In 1831, more desperate than ever, he published a new set of poems entitled Second Edition. He had settled in NY, but he couldn't find a job. He asked Allan for help, but got no answer. In desperation, he went back to his aunt, Mrs. Clem in Baltimore. He had failed as a poet but he was determined to succeed as a writer and turned to story writing .
In 1833 The Saturday Visitor of Baltimore announced a literary contest with prizes of fifty dollars for best short story. Poe sent in many stories and "MS. Found in a Bottle" won the prize. It was not much money but a novelist took an interest in Poe and helped him get a job at a magazine, The Southern Literary Messenger. Once his job was set, he invited his aunt and her daughter to come to live with him. Later he married his cousin, Virginia, who was much younger than he.
He was good at his job and made a name for himself and the magazine. Despite his success, Poe was so underpaid that he and his family often went without enough food. They then moved to NY where Mrs. Clemm opened up a boarding house to support them. Poe couldn't find a job but he published a story called "The Narrative of Arthur Gordon Pym". This story was so convincing that critics thought that it was a record of a real voyage.
When he still could not find a job, they moved again to Philadelphia where he started editing Burton's Gentlemen's magazine. A contract said that he had to write one story of suspense or horror per month. These stories were collected and published under the title "Tales of The Grotesque and Arabesque" in 1840. When Burton's was sold, Poe became the editor of the new one called Graham's magazine. His first detective story, The Murders in Rue Morguewas printed in it. This story attracted attention for his detective Dupin and his method of "logical deduction". In 1843 The Golden Bug won $100 prize from the Philadelphia Dollar Newspaper.

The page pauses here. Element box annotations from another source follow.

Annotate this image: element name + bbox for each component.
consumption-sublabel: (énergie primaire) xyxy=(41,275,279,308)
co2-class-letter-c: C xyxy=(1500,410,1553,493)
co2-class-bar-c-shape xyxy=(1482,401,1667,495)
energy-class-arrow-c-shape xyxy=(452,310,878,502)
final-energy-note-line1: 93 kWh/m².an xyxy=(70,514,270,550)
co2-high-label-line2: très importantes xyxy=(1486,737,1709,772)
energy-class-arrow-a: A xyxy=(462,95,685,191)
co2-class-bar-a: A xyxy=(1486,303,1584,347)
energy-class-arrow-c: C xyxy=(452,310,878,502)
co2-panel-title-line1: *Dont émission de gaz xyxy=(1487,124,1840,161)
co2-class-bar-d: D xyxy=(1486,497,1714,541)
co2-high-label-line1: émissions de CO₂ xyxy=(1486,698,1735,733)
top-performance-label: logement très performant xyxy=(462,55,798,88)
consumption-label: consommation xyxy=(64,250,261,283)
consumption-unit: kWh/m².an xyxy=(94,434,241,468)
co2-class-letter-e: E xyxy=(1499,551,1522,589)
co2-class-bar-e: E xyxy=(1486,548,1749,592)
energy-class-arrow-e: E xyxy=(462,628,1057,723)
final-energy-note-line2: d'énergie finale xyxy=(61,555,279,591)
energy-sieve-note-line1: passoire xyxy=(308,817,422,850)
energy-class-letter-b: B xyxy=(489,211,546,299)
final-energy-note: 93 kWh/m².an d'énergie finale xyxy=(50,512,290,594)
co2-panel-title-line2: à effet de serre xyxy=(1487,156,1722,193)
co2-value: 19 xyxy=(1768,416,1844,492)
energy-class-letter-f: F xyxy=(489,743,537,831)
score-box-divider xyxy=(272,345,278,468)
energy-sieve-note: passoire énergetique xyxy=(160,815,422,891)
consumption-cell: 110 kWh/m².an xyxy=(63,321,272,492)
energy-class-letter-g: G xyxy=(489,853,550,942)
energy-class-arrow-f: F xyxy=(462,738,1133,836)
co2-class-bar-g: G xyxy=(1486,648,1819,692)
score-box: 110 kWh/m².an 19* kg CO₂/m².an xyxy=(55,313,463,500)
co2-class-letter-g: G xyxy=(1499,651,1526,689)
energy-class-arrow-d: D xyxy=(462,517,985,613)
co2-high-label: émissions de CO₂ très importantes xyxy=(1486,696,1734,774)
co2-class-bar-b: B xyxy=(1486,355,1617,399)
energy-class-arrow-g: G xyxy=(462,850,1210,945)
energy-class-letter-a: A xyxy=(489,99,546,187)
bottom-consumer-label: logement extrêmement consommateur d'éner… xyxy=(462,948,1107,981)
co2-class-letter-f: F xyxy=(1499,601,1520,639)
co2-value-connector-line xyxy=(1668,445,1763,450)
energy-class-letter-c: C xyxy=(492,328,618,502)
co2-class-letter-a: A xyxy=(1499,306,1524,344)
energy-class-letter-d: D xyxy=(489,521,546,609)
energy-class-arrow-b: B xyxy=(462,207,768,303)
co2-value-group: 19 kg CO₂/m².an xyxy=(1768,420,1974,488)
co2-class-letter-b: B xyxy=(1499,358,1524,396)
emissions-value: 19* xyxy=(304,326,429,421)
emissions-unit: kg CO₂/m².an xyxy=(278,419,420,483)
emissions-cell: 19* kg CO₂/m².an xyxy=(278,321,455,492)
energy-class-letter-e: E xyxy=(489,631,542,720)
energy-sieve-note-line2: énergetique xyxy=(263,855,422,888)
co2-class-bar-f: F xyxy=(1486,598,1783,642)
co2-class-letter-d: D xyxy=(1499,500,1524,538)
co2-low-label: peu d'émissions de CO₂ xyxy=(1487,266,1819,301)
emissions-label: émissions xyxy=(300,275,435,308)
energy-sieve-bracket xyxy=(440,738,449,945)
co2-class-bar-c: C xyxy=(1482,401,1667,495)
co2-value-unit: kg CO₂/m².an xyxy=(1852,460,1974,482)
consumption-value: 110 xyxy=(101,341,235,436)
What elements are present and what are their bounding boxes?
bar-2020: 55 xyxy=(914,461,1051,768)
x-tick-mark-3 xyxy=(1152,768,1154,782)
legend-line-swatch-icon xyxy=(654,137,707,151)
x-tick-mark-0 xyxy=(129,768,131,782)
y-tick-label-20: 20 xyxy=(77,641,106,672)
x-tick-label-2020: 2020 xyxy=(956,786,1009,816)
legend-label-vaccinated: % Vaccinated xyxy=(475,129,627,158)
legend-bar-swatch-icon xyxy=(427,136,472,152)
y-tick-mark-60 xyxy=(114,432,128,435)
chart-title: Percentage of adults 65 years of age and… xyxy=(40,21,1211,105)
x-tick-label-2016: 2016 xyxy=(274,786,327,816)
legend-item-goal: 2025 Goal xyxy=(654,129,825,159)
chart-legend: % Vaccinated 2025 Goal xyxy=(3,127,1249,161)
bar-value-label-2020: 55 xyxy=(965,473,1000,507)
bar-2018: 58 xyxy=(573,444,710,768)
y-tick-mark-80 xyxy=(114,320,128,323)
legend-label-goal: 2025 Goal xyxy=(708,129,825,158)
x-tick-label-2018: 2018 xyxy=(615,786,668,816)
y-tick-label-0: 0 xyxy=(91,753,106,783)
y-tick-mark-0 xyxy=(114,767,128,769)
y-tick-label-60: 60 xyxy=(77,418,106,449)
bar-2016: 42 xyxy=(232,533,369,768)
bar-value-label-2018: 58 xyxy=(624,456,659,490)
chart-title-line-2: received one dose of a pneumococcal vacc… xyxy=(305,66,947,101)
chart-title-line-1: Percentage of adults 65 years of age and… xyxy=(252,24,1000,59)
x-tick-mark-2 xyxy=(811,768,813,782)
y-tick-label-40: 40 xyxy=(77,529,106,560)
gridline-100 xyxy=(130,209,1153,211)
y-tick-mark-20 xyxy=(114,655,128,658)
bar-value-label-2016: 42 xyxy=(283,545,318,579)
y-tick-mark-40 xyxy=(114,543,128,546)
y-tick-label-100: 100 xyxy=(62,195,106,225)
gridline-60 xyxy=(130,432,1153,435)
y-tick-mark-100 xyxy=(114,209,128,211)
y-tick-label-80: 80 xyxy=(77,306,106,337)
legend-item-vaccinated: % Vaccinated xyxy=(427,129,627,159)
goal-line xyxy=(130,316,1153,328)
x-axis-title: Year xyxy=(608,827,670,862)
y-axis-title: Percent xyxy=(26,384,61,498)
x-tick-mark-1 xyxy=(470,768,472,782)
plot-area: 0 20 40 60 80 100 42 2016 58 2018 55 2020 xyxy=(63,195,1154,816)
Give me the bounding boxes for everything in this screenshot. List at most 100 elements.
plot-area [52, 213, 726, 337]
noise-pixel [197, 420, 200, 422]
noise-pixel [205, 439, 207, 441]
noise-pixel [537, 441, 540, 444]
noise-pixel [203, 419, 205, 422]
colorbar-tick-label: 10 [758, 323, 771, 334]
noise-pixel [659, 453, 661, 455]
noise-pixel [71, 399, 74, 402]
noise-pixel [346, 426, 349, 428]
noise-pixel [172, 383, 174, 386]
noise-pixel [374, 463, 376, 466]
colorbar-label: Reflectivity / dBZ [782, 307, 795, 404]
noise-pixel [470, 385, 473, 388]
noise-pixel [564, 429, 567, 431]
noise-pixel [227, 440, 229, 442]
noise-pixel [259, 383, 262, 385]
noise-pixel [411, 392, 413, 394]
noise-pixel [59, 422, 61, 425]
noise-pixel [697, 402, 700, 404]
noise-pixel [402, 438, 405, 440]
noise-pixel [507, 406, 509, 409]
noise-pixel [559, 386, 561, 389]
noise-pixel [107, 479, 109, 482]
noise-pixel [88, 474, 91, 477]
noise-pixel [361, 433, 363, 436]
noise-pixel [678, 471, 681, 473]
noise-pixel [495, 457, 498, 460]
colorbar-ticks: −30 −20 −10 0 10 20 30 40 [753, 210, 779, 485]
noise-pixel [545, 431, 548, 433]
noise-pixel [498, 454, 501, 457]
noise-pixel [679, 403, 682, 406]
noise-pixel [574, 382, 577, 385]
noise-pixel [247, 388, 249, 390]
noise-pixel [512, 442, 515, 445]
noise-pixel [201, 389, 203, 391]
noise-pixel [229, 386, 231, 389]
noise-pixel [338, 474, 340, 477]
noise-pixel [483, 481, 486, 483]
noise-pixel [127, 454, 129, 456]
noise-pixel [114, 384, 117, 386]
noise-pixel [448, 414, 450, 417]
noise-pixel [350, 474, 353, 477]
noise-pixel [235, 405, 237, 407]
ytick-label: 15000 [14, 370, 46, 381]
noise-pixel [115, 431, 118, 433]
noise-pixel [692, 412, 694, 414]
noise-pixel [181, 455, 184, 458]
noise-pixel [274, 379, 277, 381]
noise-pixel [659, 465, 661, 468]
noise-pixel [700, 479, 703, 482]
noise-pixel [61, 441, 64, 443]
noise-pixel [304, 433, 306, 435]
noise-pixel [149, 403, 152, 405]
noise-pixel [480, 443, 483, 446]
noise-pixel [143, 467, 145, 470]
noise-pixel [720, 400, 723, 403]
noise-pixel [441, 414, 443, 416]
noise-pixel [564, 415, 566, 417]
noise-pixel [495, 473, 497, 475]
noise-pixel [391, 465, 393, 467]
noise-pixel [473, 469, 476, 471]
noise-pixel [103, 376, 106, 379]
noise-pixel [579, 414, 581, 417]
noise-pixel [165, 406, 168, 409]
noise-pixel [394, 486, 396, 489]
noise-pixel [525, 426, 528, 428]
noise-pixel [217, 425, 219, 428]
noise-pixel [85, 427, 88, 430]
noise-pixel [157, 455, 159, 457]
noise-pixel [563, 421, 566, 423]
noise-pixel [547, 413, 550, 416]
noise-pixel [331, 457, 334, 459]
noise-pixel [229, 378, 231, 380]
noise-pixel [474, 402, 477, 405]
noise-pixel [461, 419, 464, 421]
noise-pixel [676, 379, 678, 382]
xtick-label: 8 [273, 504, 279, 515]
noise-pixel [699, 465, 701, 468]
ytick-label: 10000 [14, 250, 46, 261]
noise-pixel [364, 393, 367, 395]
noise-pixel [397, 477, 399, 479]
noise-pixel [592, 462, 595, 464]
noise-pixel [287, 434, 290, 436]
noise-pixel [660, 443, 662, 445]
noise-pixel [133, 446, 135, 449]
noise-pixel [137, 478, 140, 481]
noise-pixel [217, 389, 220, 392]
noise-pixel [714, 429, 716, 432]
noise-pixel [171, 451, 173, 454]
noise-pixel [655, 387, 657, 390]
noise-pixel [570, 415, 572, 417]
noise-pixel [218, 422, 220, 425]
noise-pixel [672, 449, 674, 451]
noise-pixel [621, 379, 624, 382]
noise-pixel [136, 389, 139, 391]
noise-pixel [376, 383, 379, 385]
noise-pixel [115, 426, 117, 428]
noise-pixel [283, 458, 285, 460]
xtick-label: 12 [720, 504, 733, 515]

Feeling a bit successful, he once again left his job and moved to New York. At about this time he wrote the poem "The Raven" which is one of his best. With this poem, Poe reached the height of his fame, but his reputation brought him little money. He got another editorial job and wrote sketches for Godey's Lady's Book. Alcoholism and a mental disorder led to Poe being quarrelsome and unreasonable and he again lost his job.
The last years of Poe's life were marked by tragedy. His wife died of tuberculosis in 1847 after five years of illness. In 1849, Poe became engaged to marry the widowed Mrs. Sarah Royster Shelton, his boyhood sweetheart. On his way to bring Mts. Clemm to the wedding Poe stopped in Baltimore. There are various theories about the events of the next few days. All that is known is that Poe was found lying outside a voting place on October 3. He died in a hospital four days later, without regaining consciousness. The cause of his death remains unknown.
Poe perfected the art of short stories and many famous authors were influenced by him. He has remained the best in creating a dreary atmosphere of horror and suspense. This comes out most in "The Pit and the Pendulum and The Tell-Tale Heart". This poetry has not yet been matched.
Poe was a disturbed man with spurts of genius. Poe's life is best described by the quotation from Francis Bacon, "There is no exquisite beauty without some strangeness in proportions".